Conviene recordar que el primer productor industrial de PCB, el elemento con que la ANDE ha contaminado, aparentemente, el río Paraná hace más de diez años, y San Lorenzo la semana que pasó, fue Monsanto, la empresa líder en el ámbito de los agronegocios.
Según una serie de denuncias, esta empresa durante años escondió a la opinión pública el carácter nocivo para la salud del bifenilo policlorado, lo que llevó a la muerte y enfermedad de sus propios obreros, que habían aspirado emanaciones del producto de manera directa. A pesar de ello, hasta principios de la década de 1970 la multinacional originaria de St. Louis, Missouri, siguió produciendo ese veneno industrial, y que solo dejó de hacerlo cuando ya había montado su nuevo negocio: primero la dioxina, con la que arrasaría EEUU plantaciones y también poblaciones en Vietnam; y luego la agroindustria, a la que hasta hoy se dedica.
En la página web oficial de Monsanto, la empresa llega al cinismo y la caradurez de afirmar, con respecto al abandono de la producción de PCB, que “las características propias del producto tuvieron un impacto negativo en el medioambiente, por lo que la empresa voluntariamente suspendió su producción, 8 años antes de que la Agencia de Protección Ambiental de Estados Unidos (EPA) los prohibiera en 1979". Ninguna referencia a los miles de pobladores de Anniston, en Alabama, quienes fueron afectados por la toxicidad de los PCB producidos por Monsanto, mediante la ingesta de agua contaminada. A principios de la década pasada, miles de habitantes de Anniston le ganaron un juicio a la multinacional y fueron indemnizados por el valor de 700 millones de dólares, luego de vivir expuestos a los PCB durante más de 30 años. Entre las víctimas, se encontraban más de 400 niños con parálisis cerebral.

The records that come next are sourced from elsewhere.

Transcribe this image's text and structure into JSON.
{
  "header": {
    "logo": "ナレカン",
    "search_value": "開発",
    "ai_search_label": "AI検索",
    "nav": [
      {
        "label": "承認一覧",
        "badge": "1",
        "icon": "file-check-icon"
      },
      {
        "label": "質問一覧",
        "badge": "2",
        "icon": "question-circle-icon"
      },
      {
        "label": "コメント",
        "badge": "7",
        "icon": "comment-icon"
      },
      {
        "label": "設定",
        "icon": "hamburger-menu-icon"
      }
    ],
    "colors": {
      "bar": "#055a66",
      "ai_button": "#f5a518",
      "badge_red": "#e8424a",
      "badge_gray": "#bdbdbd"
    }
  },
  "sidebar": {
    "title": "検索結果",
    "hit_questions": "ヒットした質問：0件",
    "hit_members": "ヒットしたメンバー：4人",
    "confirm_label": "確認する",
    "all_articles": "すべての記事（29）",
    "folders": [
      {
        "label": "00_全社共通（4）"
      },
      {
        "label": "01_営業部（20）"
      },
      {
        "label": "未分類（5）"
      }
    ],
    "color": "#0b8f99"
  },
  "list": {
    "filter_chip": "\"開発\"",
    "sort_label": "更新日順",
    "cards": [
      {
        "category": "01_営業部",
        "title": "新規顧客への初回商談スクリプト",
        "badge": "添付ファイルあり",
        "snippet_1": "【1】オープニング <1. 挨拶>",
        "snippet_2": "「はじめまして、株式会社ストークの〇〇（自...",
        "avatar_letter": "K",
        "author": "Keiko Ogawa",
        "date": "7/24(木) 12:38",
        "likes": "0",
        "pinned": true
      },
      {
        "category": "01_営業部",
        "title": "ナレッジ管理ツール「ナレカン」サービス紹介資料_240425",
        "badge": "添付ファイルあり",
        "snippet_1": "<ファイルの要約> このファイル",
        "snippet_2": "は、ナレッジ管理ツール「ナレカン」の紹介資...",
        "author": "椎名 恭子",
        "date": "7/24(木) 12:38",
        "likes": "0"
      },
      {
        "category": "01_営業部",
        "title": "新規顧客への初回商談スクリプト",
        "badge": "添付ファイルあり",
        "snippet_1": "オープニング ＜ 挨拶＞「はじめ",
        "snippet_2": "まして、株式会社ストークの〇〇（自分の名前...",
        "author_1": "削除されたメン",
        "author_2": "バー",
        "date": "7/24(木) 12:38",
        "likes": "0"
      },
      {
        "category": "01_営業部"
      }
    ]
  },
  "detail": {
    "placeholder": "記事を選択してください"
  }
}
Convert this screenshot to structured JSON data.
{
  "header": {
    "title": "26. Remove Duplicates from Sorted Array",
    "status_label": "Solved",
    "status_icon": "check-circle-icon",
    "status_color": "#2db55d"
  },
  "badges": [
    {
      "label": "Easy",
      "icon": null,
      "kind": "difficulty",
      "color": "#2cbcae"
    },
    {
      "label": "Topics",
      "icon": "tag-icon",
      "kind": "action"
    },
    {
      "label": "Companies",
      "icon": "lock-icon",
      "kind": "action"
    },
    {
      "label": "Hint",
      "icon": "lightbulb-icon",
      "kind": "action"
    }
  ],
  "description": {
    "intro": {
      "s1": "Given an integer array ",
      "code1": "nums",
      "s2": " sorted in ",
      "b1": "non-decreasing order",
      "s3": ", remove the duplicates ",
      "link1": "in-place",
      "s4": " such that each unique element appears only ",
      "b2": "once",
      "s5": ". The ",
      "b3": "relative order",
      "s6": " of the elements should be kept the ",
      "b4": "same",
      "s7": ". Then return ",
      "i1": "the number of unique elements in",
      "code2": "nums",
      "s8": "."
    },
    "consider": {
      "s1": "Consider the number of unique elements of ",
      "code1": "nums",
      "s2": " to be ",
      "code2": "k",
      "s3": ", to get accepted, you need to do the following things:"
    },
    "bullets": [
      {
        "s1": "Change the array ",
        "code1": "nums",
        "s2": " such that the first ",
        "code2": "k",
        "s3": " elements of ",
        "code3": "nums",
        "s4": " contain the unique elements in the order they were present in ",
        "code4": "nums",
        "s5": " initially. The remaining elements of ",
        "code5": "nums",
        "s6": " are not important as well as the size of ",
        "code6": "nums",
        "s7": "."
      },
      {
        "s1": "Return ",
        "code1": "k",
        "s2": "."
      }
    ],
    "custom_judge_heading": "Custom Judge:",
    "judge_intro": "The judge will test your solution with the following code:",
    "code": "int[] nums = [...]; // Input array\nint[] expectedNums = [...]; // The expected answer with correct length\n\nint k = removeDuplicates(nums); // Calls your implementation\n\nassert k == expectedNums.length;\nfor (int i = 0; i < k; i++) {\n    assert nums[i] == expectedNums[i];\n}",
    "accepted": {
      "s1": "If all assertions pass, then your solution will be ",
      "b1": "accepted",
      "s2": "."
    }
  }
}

De la misma manera que durante décadas la multinacional negó que el PCB resultara un peligro para la salud humana, niega hoy la influencia nociva de los agroquímicos y de los organismos genéticamente modificados. En Francia llegó a afirmar, en una campaña publicitaria de fines de los 80, que el glifosato que las familias francesas usaban como pesticidas en sus jardines era menos nocivo para el organismo que la sal de mesa. (Me hubiera gustado que el encargado del márketing empresarial rociara con glifosato sus papas fritas en lugar de sal, y se atreviera a comerlas).
La norma parece ser saber de los efectos dañinos (mediante estudios científicos propios, muchos amañados cuando hace falta, según se ha denunciado) y ocultarlos.
El libro El mundo según Monsanto. De la dioxina a los OGM. Una multinacional que les desea lo mejor (2008), de Marie-Monique Robin, dedica la primera parte de su desarrollo al protagonismo nefasto de los PCB en la amenaza al medioambiente. Quienes quieren vendernos alimentos hoy nos vendían veneno ayer.